Das Entree in das Leben des Anderen ist das Mobiltelefon. Der 16 Jahre alte Hashim hat ein Foto abgespeichert, auf dem er als kleiner Jungen mit seinem Vater abgebildet ist. Er vergrößert einen Ausschnitt, und ein kleiner grüner Papagei kommt zumVorschein, der zu seinen Füßen hockt. „Er war mein bester Freund. Zwei Jahre lang. Dann entwischte er aufs Dach. Mein Bruder kletterte hinauf, weil er hoffte, ihn wieder einfangen zu können. Aber mein Papagei flog davon. Ich war sehr traurig.“Wer nachfragt, erfährt vielleicht von den Blumen, dem Gemüse und dem Obst hinter dem Haus, wo auch der kleine Vogel lebte und nach der Flucht ein Onkel der afghanischen Familie. Oder davon, dass sich Hashim in der Hauptschule an der Bernburger Straße Bestnoten erkämpft hat, obwohl er erst seit 20 Monaten in Deutschland lebt.
Regisseur Ingo Toben dokumentiert, was ist. Er und sein Team haben das Intimste, das ein Mensch bei sich trägt, seine Erinnerungen, zu unsentimentalen Erfahrungssplittern verdichtet. Die Geflüchteten tragen sie in wenigen Sätzen vor, manche stimmen ein Lied an. Möchten Sie meine Geschichte hören? Soll ich ein Lied singen? Die Schlichtheit der Darbietung in Kombination mit individueller Zurückhaltung einerseits und der freudigen Erwartung ob der Zuschauerreaktion andererseits üben einen unwiderstehlichen Reiz aus.
Das Publikum erlebt den einzelnen Menschen hinter dem Kollektiv der Geflüchteten, gegen die heute mehr gehetzt als mit ihnen gesprochen wird. Jetzt berichtet der 20 Jahre alte Fahd von der Flucht aus dem Nordirak, wo es für Jesiden wie ihn lebensgefährlich ist.

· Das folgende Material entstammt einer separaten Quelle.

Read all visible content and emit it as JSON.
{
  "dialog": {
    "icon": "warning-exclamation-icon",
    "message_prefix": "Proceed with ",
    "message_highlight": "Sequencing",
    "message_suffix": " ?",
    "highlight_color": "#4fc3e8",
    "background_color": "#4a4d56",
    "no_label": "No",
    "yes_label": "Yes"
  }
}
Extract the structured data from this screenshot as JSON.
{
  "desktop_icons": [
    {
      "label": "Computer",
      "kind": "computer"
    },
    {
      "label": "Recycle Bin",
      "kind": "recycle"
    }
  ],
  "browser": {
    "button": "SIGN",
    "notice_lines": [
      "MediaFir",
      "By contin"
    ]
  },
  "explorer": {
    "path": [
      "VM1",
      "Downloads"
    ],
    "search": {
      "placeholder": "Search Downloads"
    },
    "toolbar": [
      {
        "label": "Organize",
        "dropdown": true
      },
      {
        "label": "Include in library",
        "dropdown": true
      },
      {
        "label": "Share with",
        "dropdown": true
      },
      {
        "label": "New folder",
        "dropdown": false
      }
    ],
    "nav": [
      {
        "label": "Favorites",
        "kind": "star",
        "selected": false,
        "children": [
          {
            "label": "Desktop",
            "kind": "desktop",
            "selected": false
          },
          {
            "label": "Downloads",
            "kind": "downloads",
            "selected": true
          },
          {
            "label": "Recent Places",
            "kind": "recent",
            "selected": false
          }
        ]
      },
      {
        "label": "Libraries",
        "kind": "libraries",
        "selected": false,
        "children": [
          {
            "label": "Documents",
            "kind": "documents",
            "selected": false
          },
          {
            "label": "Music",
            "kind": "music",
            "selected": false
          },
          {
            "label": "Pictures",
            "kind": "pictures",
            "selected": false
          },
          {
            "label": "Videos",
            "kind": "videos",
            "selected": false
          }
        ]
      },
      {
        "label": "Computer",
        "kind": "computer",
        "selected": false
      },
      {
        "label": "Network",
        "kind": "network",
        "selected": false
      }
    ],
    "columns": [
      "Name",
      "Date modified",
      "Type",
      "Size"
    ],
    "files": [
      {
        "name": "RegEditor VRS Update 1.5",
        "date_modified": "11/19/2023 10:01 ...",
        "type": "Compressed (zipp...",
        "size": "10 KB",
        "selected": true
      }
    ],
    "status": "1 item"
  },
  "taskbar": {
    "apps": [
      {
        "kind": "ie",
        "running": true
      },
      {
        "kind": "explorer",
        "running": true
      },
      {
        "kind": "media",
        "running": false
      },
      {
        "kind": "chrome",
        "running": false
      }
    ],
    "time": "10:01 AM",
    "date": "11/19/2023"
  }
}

Fahd geht in Düsseldorf auf das Elly-Heuss-Berufskolleg, jobbt in einer Boutique, um sein Taschengeld aufzubessern, und arbeitet ehrenamtlich beim DRK. Nach seinem Abschluss möchte er eine Ausbildung zum Apothekenhelfer oder auch Pharmazeutisch-Technischen Assistenten machen. „Ich möchte dabei helfen, Menschen gesund zu machen. Das kann man überall gebrauchen.“
Info Das Stück „Meeting Strangers“ist Teil der 2018 von Ingo Toben initiierten Reihe „return to history“. Ziel ist, Theaterformate mit Migranten zu entwickeln. Die Premiere findet am 26. Oktober um 16 Uhr im FFT Juta an der Kasernenstraße statt. Weitere Termine: 27. und 29. Oktober, 18 Uhr, sowie 3. November, 16 Uhr.